Repeat this process to create variables for experimentVariation and experimentId.
Implement Data Layer Push: Coordinate with your developer to embed these parameters into your site’s or app’s code using the dataLayer:
dataLayer.push({
'event': 'experimentEvent', // Standardized event name
'experimentName': 'Homepage Button Color Test',
'experimentVariation': 'Variant-1',
'experimentId': 'Experiment 1' // Optional
});
Tip: Ensure the dataLayer push is triggered when a user encounters a specific variation.
Step 4: Configure Tags and Triggers in Google Tag Manager
Set up the tags and triggers using the parameters you've just created:
Create a Custom Event Trigger:
Navigate to Triggers in GTM and click "New."
Trigger Setup:
Trigger Type: Select "Custom Event."
Event Name: Enter 'experimentEvent' as the event that triggers this.
Save the trigger.
Create GA4 Event Tags:
Navigate to Tags and click "New" to create a new tag.
Tag Configuration:
Tag Type: Select "Google Analytics: GA4 Event."
Configure the Tag:
Event Name: Such as 'experiment'
Event Parameters: Attach the variables you created (e.g., experiment_name, experiment_variation and optinally eperiment_id).
Triggering: Link the tag to the custom event trigger you just created.
Save the tag.
Test and Publish:
Use GTM’s preview mode to test your tags, ensuring they fire correctly and capture the detailed data.
Tip: Testing your configuration is crucial to ensure accurate data capture.
Step 5: Create Custom Dimensions in GA4
Now that the parameters and tags are correctly set up in Google Tag Manager, it's time to configure the corresponding custom dimensions in Google Analytics 4:
Log In to Your GA4 Property: Access your GA4 dashboard to begin setting up the dimensions.
Access Admin Settings: Navigate by clicking the gear icon located in the bottom left corner of your GA4 interface.
Navigate to Custom Definitions:
Find Custom Definitions: Under the 'Property settings' in the left menubar, click on "Data display," then select "Custom Definitions".
Create Custom Dimensions:
Initiate New Dimensions: Click 'Create Custom Dimensions'.
Configure Each Dimension:
Name: Assign a name that accurately describes its purpose, such as 'Experiment Name'.
Scope: Select "User" to ensure the dimension captures data across the user’s sessions.
Description: Add a brief description for clarity, e.g., "Captures the overall experiment name."
Event Parameter: Link each dimension to the corresponding parameter set up in GTM, like experimentName. Include experimentId only if you choose to utilize this optional parameter.
Tip: It’s crucial to match the GTM parameters precisely with the GA4 custom dimensions to ensure that the data flows correctly and is accurately captured for analysis.

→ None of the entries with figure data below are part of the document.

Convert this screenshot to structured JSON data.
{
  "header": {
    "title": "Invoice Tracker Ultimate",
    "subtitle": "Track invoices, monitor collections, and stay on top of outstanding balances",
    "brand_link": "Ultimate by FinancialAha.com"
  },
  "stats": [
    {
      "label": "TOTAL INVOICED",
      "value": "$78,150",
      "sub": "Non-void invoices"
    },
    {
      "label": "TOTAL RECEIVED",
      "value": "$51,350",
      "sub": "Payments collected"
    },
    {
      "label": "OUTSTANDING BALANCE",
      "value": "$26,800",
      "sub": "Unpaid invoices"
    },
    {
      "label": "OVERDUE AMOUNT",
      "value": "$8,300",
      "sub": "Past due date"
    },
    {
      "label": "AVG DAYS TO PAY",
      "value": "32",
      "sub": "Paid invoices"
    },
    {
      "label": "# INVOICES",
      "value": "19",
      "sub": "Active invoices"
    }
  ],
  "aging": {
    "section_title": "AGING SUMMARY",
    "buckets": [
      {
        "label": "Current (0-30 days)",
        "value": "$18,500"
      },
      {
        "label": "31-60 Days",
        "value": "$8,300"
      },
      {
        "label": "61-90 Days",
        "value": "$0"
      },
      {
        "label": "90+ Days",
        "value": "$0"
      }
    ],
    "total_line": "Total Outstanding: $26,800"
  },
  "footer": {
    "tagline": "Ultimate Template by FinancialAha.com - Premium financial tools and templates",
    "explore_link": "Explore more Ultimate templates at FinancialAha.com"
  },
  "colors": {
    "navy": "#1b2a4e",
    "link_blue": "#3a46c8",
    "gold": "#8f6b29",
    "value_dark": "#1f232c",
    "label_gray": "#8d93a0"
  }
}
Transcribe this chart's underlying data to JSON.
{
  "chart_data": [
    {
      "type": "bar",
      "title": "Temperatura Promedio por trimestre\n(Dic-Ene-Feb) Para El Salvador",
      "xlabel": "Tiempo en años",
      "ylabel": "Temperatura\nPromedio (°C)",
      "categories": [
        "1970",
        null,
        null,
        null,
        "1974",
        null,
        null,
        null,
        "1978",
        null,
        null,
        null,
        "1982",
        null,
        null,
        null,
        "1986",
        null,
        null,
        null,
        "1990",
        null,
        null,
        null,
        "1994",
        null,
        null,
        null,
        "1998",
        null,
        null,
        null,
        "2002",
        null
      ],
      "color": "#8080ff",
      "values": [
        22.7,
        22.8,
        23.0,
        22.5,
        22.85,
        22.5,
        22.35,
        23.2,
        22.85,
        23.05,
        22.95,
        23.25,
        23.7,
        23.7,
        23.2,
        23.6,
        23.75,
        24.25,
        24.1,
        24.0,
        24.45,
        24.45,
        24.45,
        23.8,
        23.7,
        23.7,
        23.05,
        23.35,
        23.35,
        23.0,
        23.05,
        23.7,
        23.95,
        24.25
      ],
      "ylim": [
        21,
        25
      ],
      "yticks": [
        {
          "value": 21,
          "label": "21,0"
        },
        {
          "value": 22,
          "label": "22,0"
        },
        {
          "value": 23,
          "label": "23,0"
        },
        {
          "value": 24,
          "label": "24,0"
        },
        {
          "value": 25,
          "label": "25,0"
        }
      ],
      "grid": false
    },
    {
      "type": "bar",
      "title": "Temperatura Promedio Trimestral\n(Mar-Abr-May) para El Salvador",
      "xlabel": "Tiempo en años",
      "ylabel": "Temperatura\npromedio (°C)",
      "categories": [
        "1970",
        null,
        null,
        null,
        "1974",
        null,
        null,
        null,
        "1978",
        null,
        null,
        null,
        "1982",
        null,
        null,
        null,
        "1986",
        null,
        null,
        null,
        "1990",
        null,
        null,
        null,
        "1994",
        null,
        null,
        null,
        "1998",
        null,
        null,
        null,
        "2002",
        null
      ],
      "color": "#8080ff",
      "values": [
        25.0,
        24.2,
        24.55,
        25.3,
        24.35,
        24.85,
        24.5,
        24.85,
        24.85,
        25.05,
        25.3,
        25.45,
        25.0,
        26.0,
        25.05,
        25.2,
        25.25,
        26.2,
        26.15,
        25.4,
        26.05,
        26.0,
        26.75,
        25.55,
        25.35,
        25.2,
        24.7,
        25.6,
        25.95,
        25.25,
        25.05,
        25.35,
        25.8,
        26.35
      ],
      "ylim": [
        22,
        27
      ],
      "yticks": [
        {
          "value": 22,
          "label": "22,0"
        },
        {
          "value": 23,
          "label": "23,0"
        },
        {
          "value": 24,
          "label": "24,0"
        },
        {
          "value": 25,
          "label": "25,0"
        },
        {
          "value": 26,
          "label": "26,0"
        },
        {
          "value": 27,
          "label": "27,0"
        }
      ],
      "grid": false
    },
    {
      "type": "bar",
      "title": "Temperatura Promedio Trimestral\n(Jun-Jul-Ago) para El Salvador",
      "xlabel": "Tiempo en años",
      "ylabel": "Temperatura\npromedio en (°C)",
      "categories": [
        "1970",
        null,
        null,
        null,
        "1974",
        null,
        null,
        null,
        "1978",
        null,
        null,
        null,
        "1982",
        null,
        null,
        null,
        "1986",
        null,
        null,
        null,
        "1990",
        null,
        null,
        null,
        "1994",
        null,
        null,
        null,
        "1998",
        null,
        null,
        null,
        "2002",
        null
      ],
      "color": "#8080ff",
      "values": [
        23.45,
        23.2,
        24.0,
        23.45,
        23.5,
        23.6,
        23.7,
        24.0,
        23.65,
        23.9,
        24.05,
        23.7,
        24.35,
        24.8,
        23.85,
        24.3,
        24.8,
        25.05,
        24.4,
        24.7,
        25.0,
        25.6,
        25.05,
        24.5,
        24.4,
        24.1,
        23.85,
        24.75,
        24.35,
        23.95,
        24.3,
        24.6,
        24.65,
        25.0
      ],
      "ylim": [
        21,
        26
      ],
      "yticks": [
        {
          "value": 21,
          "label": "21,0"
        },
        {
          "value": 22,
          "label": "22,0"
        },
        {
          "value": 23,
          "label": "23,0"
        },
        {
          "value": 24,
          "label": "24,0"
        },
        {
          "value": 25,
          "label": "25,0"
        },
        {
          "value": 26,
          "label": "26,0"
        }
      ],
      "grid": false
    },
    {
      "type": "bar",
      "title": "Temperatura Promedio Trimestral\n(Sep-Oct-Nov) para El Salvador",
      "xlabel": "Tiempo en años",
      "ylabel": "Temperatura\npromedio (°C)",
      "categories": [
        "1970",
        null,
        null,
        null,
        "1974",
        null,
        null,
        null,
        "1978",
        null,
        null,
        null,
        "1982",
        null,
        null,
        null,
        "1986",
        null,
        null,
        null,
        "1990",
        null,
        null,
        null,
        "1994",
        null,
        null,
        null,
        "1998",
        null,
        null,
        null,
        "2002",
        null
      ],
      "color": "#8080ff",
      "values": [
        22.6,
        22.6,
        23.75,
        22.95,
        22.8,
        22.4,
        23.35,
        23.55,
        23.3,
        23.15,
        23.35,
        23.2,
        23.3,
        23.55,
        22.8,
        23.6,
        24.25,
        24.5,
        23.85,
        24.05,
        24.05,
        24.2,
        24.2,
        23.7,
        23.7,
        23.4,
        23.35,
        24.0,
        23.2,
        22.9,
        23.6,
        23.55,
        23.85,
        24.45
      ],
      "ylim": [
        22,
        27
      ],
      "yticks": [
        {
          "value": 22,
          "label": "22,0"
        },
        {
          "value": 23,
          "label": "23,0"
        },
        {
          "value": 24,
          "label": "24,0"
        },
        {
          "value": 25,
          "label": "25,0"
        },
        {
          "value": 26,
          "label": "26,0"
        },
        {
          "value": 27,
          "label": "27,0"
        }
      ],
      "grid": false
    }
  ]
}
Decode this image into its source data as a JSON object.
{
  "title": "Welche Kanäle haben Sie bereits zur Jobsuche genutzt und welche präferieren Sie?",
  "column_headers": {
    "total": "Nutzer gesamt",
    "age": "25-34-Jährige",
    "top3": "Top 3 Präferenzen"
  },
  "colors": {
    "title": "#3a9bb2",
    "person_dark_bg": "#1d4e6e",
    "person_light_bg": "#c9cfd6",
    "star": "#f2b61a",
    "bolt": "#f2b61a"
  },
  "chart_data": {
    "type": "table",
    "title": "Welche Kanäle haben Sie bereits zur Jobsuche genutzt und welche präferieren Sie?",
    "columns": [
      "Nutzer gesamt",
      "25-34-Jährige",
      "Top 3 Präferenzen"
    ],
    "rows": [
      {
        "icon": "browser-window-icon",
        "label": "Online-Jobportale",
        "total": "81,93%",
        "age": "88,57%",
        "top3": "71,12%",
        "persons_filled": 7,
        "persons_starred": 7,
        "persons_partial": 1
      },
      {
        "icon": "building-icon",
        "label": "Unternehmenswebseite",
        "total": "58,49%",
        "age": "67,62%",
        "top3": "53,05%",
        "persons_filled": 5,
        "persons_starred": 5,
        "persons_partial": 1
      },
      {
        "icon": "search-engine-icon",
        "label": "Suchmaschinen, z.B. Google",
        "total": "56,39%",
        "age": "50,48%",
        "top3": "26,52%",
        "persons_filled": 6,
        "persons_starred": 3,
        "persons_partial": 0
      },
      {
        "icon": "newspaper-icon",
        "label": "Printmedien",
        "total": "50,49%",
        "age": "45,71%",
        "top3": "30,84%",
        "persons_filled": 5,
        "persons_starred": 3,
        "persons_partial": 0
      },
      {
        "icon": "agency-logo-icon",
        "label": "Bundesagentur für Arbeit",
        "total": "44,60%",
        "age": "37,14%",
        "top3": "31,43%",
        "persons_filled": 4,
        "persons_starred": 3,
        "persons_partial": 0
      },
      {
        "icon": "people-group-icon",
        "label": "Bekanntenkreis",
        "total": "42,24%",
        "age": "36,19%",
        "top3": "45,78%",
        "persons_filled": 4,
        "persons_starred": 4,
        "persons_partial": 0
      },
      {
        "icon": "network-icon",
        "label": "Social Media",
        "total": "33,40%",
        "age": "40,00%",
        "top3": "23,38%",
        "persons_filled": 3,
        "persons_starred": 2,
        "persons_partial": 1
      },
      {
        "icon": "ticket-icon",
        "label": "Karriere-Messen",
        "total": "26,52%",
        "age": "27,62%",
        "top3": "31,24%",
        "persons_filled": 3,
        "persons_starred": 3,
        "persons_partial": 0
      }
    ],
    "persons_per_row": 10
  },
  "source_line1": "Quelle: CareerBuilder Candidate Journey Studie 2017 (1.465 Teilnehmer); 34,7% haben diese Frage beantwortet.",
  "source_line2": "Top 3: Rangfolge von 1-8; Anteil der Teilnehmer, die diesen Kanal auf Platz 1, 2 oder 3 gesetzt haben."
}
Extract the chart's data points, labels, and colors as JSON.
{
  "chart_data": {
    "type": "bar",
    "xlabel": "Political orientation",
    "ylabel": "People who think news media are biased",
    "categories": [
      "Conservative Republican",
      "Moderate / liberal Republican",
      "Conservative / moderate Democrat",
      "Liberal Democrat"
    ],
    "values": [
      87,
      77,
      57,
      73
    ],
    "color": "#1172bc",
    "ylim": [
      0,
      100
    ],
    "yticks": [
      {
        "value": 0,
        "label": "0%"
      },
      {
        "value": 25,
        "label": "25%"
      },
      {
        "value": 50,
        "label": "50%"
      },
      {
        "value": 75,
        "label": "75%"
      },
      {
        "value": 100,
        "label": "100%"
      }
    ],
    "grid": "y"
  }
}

Step 6: Analyze Your A/B Test Results in GA4
Once users interact with your A/B test variations, the data will flow into GA4 with the custom dimension values. Here's how to analyze the test's impact:
Go to "Explore" in the left menu of GA4.
Create a new exploration by clicking the blank option.
Add "Experiment Name," "Experiment Variation," and "Experiment ID" (if applicable) as dimensions to your report.
Analyze key metrics like conversions, user engagement, and more between different variations.
Tip: You can further segment your data to drill down into specific user behaviors and test outcomes.
By following these steps, you'll be able to track and analyze your A/B tests effectively within GA4, even without native A/B testing functionality. If you're looking to take your analysis further and set up a Bayesian AB Testing dashboard with this data, be sure to check out our other guide here for a detailed walkthrough. Happy testing and data-driven decision-making!